Pero a Alejandro, en aquel momento, todo le daba igual. El frío le mordía las mejillas. Los labios se le rajaban. El mal tiempo enfriaba su corazón. Volviendo por el camino trillado por otras bestias, sus soldados le saludaban y él respondía con una casi imperceptible inclinación de la cabeza. Cada vez le desagradaban más las asperezas del idioma heleno, la ruda naturaleza de esa tierra que, con la distancia, después de haber probado las sofisticaciones del mundo persa, se le aparecía —quién lo habría pensado— como casi bárbara.

¿Cuándo había ocurrido? ¿En qué momento había pasado de despreciar el lujo ostentoso de sus vecinos a despreciar el rusticismo de su propio pueblo?

—Por aquí, Bucéfalo…

Junto al antiguo granero unos perros salvajes se disputaban en la nieve un despojo ensangrentado.
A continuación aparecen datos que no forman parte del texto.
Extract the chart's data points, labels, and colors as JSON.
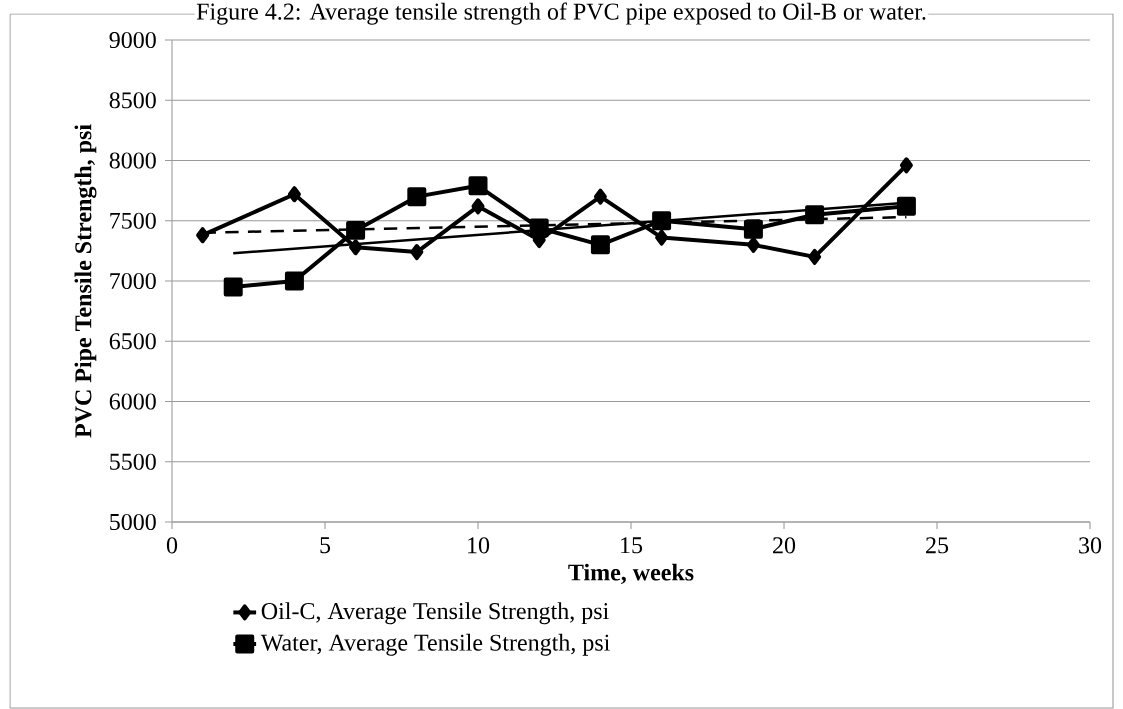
{
  "chart_data": {
    "type": "line",
    "title": "Figure 4.2: Average tensile strength of PVC pipe exposed to Oil-B or water.",
    "xlabel": "Time, weeks",
    "ylabel": "PVC Pipe Tensile Strength, psi",
    "xlim": [
      0,
      30
    ],
    "xticks": [
      0,
      5,
      10,
      15,
      20,
      25,
      30
    ],
    "ylim": [
      5000,
      9000
    ],
    "yticks": [
      5000,
      5500,
      6000,
      6500,
      7000,
      7500,
      8000,
      8500,
      9000
    ],
    "grid": "y",
    "legend": "bottom",
    "series": [
      {
        "name": "Oil-C, Average Tensile Strength, psi",
        "color": "#000000",
        "marker": "diamond",
        "line_style": "solid",
        "x": [
          1,
          4,
          6,
          8,
          10,
          12,
          14,
          16,
          19,
          21,
          24
        ],
        "values": [
          7380,
          7720,
          7280,
          7240,
          7620,
          7340,
          7700,
          7360,
          7300,
          7200,
          7960
        ]
      },
      {
        "name": "Water, Average Tensile Strength, psi",
        "color": "#000000",
        "marker": "square",
        "line_style": "solid",
        "x": [
          2,
          4,
          6,
          8,
          10,
          12,
          14,
          16,
          19,
          21,
          24
        ],
        "values": [
          6950,
          7000,
          7420,
          7700,
          7790,
          7440,
          7300,
          7500,
          7430,
          7550,
          7620
        ]
      },
      {
        "type": "line",
        "color": "#000000",
        "marker": "none",
        "line_style": "dashed",
        "x": [
          1,
          24
        ],
        "values": [
          7400,
          7530
        ]
      },
      {
        "type": "line",
        "color": "#000000",
        "marker": "none",
        "line_style": "solid",
        "x": [
          2,
          24
        ],
        "values": [
          7230,
          7650
        ]
      }
    ]
  }
}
Aquello hizo que le volvieran a asaltar imágenes de lo ocurrido
.

¡Maldita sea!

Era inevitable que tarde o temprano se enterara. Era cierto que su relación se había enfriado, y también que tras la ejecución de Cambyses evitaban encontrarse. En realidad, pese a que los había seguido desde Zadracarta, la presencia de Barsine sólo se había hecho notar a partir de la captura de Autofrádates.

A él le habría gustado pensar que era agua pasada. Además los persas le hacían entender que la dependencia de una única mujer era percibida como un síntoma de debilidad indigno de un soberano que sólo debía satisfacer con ellas sus necesidades básicas.
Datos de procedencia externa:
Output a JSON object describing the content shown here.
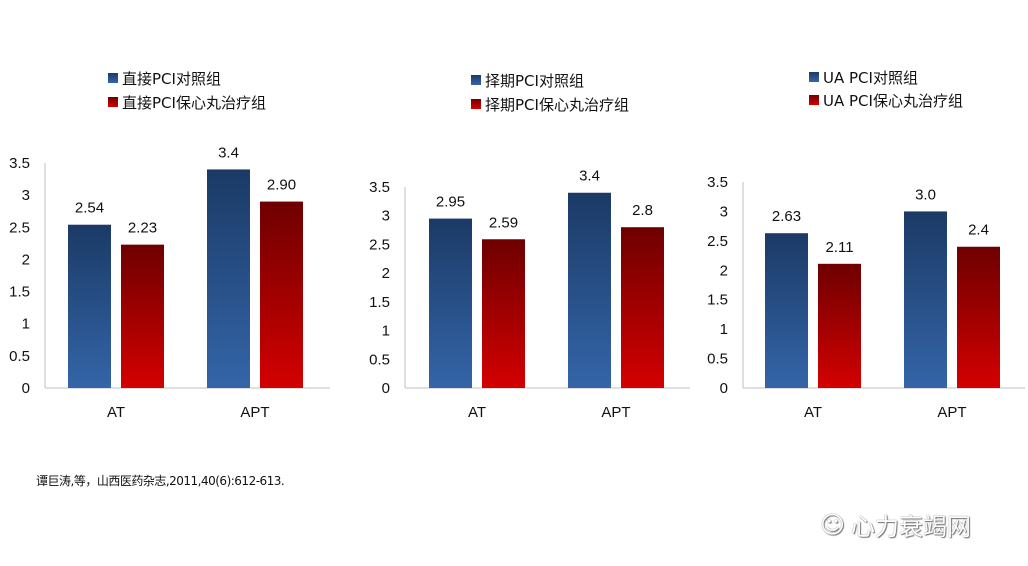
{
  "chart_data": [
    {
      "type": "bar",
      "categories": [
        "AT",
        "APT"
      ],
      "series": [
        {
          "name": "直接PCI对照组",
          "values": [
            2.54,
            3.4
          ],
          "labels": [
            "2.54",
            "3.4"
          ],
          "color": "#2f5f9e"
        },
        {
          "name": "直接PCI保心丸治疗组",
          "values": [
            2.23,
            2.9
          ],
          "labels": [
            "2.23",
            "2.90"
          ],
          "color": "#c00000"
        }
      ],
      "yticks": [
        "0",
        "0.5",
        "1",
        "1.5",
        "2",
        "2.5",
        "3",
        "3.5"
      ],
      "ylim": [
        0,
        3.5
      ],
      "grid": false,
      "legend": "top"
    },
    {
      "type": "bar",
      "categories": [
        "AT",
        "APT"
      ],
      "series": [
        {
          "name": "择期PCI对照组",
          "values": [
            2.95,
            3.4
          ],
          "labels": [
            "2.95",
            "3.4"
          ],
          "color": "#2f5f9e"
        },
        {
          "name": "择期PCI保心丸治疗组",
          "values": [
            2.59,
            2.8
          ],
          "labels": [
            "2.59",
            "2.8"
          ],
          "color": "#c00000"
        }
      ],
      "yticks": [
        "0",
        "0.5",
        "1",
        "1.5",
        "2",
        "2.5",
        "3",
        "3.5"
      ],
      "ylim": [
        0,
        3.5
      ],
      "grid": false,
      "legend": "top"
    },
    {
      "type": "bar",
      "categories": [
        "AT",
        "APT"
      ],
      "series": [
        {
          "name": "UA PCI对照组",
          "values": [
            2.63,
            3.0
          ],
          "labels": [
            "2.63",
            "3.0"
          ],
          "color": "#2f5f9e"
        },
        {
          "name": "UA PCI保心丸治疗组",
          "values": [
            2.11,
            2.4
          ],
          "labels": [
            "2.11",
            "2.4"
          ],
          "color": "#c00000"
        }
      ],
      "yticks": [
        "0",
        "0.5",
        "1",
        "1.5",
        "2",
        "2.5",
        "3",
        "3.5"
      ],
      "ylim": [
        0,
        3.5
      ],
      "grid": false,
      "legend": "top"
    }
  ],
  "citation": "谭巨涛,等，山西医药杂志,2011,40(6):612-613.",
  "watermark": {
    "icon": "wechat-icon",
    "text": "心力衰竭网"
  }
}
Sin embargo su desasosiego constataba lo contrario y un mal presentimiento lo acompañó durante todo el camino de vuelta.

5

En el alfombrado interior, Otanos y el más jovencito de los eunucos le retiraron las pieles y le colocaron las babuchas imperiales. Alejandro las miró absorto. Pensó en lo incómodas que le habían parecido no hacía tanto y en cómo se había ido acostumbrando a ellas.

El mundo cambia y estamos todos condenados a mudar con él
.

Mientras reflexionaba sobre la inconstancia de los hombres le distrajeron unos chillidos femeninos procedentes de la entrada.

‘—¡Alejandro, abre de inmediato!’

Por la puerta se coló el desfigurado Bitón que cerraba a sus espaldas con el alamud.

—Déjala entrar —dijo casi con irritación.

Unos momentos después irrumpía en la estancia Barsine. Por la puerta abierta se podía ver a Eúmenes y a Pérdicas, que llegaban a caballo para despachar con él. Pero Bitón ya les había salido al paso. Pronto también aparecerían Artábazo y Farnabazo.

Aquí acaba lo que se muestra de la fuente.